Relaxation is key: we both love exploring and seeing new things, but we also value relaxation and - perhaps most importantly - spa time! Knowing that we’d be in Edinburgh for the longest time (5 nights), we splurged for a Club Level room at the Sheraton Grand Hotel and Spa, which gave us unlimited access to the hydropool and thermal suites at One Spa - one of the rare spas where the photos actually don’t do it justice, and everything was even better in person! I’m still dreaming of the outdoor thermal pool and the Himalayan salt room with the warming bench and color therapy walls. Never staying anywhere else in Edinburgh!

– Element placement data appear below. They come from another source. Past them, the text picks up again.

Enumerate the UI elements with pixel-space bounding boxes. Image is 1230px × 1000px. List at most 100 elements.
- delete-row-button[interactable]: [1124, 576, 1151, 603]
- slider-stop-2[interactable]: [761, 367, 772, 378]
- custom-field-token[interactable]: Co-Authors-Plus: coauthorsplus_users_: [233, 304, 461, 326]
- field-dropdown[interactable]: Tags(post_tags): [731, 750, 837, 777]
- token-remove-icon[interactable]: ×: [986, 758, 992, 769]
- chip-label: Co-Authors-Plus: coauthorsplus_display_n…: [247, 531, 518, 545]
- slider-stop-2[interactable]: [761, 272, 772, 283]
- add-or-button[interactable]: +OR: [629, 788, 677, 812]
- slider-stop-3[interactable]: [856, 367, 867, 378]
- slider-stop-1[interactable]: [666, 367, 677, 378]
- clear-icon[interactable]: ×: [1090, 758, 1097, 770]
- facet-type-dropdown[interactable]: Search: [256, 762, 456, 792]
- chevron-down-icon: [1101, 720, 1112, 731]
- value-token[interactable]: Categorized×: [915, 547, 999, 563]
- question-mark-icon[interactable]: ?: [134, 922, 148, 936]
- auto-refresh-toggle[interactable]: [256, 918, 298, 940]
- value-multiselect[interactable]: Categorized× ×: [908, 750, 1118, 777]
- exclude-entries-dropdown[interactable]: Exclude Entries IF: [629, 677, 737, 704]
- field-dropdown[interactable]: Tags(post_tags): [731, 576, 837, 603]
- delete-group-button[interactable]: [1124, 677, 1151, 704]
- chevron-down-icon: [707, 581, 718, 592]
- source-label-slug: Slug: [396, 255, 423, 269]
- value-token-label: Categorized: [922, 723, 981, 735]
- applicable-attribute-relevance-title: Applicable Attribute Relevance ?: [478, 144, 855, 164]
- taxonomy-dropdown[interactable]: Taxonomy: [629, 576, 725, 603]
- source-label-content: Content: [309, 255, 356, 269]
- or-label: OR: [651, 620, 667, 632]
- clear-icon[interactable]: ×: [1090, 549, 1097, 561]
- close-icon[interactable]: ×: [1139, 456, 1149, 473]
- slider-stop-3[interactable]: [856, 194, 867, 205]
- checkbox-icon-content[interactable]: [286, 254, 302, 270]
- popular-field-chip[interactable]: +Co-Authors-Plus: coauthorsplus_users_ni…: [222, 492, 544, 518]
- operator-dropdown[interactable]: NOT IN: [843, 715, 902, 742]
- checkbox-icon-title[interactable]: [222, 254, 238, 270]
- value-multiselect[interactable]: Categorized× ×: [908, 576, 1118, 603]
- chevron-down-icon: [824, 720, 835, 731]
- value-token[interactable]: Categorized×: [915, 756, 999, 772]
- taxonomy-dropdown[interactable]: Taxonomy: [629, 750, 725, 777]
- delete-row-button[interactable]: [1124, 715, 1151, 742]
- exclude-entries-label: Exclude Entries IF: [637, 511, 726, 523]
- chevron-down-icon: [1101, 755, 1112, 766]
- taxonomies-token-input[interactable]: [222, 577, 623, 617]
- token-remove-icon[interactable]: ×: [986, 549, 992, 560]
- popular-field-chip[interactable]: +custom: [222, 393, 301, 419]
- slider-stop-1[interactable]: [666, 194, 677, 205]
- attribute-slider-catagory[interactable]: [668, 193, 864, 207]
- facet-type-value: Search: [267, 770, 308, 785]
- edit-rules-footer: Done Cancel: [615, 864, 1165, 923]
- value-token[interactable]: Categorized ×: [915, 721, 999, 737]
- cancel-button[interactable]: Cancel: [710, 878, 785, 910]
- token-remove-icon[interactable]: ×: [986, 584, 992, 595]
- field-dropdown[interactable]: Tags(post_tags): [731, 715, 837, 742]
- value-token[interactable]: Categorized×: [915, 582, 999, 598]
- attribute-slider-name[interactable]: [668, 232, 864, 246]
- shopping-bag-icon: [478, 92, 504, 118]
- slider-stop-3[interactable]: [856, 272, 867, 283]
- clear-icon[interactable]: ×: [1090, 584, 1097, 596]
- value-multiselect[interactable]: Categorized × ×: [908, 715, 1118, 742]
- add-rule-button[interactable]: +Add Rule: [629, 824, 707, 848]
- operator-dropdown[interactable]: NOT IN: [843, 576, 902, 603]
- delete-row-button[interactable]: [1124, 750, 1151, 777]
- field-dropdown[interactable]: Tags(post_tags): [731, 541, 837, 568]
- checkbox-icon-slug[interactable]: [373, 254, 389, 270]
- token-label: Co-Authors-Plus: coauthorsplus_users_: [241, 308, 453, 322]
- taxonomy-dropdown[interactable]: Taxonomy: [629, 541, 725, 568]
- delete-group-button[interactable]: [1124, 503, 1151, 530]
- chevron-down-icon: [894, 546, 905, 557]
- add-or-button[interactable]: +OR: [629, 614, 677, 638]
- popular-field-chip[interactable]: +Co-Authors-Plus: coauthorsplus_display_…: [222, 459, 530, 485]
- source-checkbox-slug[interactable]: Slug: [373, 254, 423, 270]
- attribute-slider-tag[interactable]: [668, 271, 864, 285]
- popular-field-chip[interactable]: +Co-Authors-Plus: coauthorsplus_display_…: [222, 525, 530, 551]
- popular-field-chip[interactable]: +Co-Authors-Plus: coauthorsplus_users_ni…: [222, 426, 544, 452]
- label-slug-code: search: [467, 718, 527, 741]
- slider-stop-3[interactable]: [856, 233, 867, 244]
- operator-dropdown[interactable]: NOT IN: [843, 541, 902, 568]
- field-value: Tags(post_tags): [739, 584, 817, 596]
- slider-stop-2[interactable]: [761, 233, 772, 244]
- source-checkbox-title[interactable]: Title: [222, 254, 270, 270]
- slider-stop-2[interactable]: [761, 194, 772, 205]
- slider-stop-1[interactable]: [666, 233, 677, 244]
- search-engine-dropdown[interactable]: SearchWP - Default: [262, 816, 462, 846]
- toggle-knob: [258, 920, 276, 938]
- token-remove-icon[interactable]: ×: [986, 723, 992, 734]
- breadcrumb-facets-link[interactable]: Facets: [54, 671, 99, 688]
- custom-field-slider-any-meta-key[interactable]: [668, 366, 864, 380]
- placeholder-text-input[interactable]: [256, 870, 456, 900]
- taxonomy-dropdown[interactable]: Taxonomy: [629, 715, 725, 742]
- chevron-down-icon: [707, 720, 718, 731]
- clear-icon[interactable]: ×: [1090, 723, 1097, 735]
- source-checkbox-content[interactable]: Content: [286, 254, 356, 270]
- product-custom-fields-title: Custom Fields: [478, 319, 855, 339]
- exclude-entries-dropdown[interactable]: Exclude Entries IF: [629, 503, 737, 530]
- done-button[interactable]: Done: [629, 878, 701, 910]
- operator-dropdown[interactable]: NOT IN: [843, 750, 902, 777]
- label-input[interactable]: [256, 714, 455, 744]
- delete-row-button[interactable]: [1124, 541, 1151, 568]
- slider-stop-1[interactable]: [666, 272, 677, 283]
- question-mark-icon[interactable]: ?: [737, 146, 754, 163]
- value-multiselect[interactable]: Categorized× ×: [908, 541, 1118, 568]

Sister time is real: overall, it was a transformative trip and I feel like these 10 days together - as cheesy as it may sound - brought us closer together in a way that I couldn’t have predicted 10, 5, or 2 years ago. We had the requisite Sister Trip drunken cry-fest about our feelings and our experiences in a bar (hilariously, it was in a Big Lebowski-themed bar right around the corner of our hotel, where I think we may have scared a couple on a first date with our emotions); we had several spa-conversations about how we could be closer once we got back to our normal lives; and we ended the trip with a newfound respect for each other (on my end, for sure!) and a pact to be in better communication with each other.
Traveling with my sister made me appreciate all the parts of her I don’t get to see on a regular basis: her infectious laughter and our similar senses of humor; her love of reading allllllll the plaques in a museum while I’m just flitting around; the way she remembered the names of everyone we met and made sure to greet the doormen by name every morning; meeting new people and getting into animated discussions with them; the way she took control of the map at the British Museum and guided us to all the highlights when we only had an hour until closing; and most of all her easy-going nature while still being firm on what works best for her. I couldn’t have asked for a better trip, and now we’re just counting down before we can plan another adventure together.